So I know it's been awhile... I don't really have an excuse... awkward... sooo.... I'm just gonna dive right in.
So I bought a few bell jars on the beach antiquing adventure with AS and have been meaning since then to make them into lamps to match one I already had. I hit a few stumbling blocks though. First I bought two lamp kits from the hardware store. I even had the man in the store explain to me how to do the wiring part because the picture on the back of the kit was a little cloudy on that step, which seems to me to be the most important part. So I got home and a few days later followed the picture on the package and wired my first lamp. I plugged it into the wall and... boom. A couple sparks and all the lights in the room went out and my lamp did not turn on. So being such a smart person, I plugged it in another socket... and the TV went out. Obviously I was doing something wrong.
On a side note: For about two days, I thought the heating/air in the apartment was broken because nothing happened when I turned it on. Then it finally occurred to me that the air system might have gone out with the lamp experiment. I flipped the breaker on and off a couple times and finally, air again.
After getting all my lights to come back on, I called my dad, expert in all things wooden, electrical or mechanical slash basically everything. A quick convo later I learned that, no, the metal wires are not supposed to cross before you screw them into the lamp. They are actually not allowed to touch each other. Well, that explains a lot, I thought, but why was the box leading me in exactly the wrong direction!? You would think they would test these directions out on someone completely electrically illiterate before they printed them. But I digress.

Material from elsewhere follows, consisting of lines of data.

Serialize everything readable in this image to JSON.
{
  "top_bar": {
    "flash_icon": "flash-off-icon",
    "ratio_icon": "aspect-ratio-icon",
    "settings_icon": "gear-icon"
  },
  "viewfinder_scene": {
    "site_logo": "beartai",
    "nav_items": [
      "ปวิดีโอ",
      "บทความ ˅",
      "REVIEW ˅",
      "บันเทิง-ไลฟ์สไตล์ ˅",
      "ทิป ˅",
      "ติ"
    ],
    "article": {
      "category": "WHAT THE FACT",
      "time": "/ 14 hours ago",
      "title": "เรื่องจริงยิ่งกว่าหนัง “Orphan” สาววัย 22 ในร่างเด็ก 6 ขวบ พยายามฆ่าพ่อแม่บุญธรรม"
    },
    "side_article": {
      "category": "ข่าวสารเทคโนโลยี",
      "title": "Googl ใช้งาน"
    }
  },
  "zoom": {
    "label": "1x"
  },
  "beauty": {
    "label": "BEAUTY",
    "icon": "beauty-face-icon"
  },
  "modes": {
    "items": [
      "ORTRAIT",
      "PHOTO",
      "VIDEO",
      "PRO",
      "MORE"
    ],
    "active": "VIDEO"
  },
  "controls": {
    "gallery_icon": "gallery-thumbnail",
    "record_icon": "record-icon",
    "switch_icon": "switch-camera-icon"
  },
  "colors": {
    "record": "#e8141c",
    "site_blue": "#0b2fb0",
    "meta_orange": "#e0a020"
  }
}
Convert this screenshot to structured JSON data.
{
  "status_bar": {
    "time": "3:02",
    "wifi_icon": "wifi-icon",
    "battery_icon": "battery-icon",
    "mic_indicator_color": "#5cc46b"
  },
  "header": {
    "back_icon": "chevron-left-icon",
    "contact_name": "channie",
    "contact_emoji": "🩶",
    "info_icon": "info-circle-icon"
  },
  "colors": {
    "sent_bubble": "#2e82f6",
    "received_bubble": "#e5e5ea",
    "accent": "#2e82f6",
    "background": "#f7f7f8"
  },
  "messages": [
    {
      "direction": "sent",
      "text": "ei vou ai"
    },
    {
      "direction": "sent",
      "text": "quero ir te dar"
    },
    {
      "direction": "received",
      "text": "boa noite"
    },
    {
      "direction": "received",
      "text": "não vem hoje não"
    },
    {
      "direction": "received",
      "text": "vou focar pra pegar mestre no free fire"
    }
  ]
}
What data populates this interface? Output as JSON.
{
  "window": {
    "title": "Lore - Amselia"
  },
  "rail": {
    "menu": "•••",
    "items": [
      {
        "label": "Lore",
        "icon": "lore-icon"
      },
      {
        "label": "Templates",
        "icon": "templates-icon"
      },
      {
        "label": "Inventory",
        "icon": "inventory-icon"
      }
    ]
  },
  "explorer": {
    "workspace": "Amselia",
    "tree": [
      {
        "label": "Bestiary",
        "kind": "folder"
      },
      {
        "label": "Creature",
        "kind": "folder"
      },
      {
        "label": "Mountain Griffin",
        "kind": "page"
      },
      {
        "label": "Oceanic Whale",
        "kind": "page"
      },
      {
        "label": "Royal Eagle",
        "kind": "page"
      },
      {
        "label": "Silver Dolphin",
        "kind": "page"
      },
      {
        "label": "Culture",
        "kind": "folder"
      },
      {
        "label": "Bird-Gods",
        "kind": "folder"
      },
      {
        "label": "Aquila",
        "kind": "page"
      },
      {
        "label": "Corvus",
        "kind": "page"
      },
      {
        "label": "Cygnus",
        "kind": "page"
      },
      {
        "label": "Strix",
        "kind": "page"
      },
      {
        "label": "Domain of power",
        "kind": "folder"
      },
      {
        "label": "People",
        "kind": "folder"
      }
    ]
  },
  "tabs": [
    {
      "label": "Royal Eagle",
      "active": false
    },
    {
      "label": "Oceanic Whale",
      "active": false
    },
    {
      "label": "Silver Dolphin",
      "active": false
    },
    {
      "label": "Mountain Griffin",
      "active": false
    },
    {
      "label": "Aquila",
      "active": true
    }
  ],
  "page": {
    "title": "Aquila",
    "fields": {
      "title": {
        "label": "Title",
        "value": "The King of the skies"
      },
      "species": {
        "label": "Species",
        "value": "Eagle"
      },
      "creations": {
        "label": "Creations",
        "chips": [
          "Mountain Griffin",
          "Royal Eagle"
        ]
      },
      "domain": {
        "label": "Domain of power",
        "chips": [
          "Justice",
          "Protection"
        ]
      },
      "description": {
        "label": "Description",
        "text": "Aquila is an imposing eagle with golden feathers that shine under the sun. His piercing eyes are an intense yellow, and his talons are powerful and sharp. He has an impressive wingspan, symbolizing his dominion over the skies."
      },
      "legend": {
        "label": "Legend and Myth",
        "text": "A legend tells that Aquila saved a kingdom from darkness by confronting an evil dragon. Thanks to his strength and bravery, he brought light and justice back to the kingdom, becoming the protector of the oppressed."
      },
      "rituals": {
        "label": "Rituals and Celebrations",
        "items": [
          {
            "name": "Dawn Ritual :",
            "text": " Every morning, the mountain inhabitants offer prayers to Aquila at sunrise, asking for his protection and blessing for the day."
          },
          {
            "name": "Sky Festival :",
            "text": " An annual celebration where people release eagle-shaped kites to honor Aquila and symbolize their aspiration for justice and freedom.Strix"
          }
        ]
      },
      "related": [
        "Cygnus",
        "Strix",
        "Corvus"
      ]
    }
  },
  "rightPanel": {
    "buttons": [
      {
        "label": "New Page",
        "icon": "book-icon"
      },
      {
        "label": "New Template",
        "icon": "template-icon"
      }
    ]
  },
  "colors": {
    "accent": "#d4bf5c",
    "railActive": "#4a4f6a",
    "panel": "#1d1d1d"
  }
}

The next hurdle came when I compared the lids from my jars to the lid from the lamp I already had. The existing jar lid was just medal. Mine were reinforced with what looked like plastic but turned out to be zinc. Very tough, hard, impenetrable-looking zinc.
That put me back several days. I think I was hoping that the next time I inspected the jars the zinc layer would be gone, but alas, no.
Today though I finally decided to man up and start drilling. Using a power drill I borrowed from APP, I got out my work bench (read: my Ikea tool kit flipped upside down with a flattened pasta box on top of it for padding) and went to work. I got through the metal layer okay with the drill but that zinc was having none of it. And then I started to get worried about inhaling zinc dust (in that a thing?). Not worried enough to actually do anything about it though, obviously. I finally got a big enough opening that I could try hammering a large nail past the hole I'd gotten through the metal and into the zinc. Not exactly elegant, but no one has ever said I was good at using power tools. The nail actually worked though! The zinc shattered into pieces and I was able to drill a large enough hole through the lid!
Shattered zinc pieces:
Lid with hole, seen on my "workbench:"
Next, I screwed the lamp kit through the hole...
put the lid on the jar...
and added a lampshade... and voila, lamp!
Only took me several weeks of contemplation plus about thirty minutes of actual work. Since I ruined the first lamp kit I still only have two lamps (the one I made and the one I originally found in my basement) but I think they make a nice pair.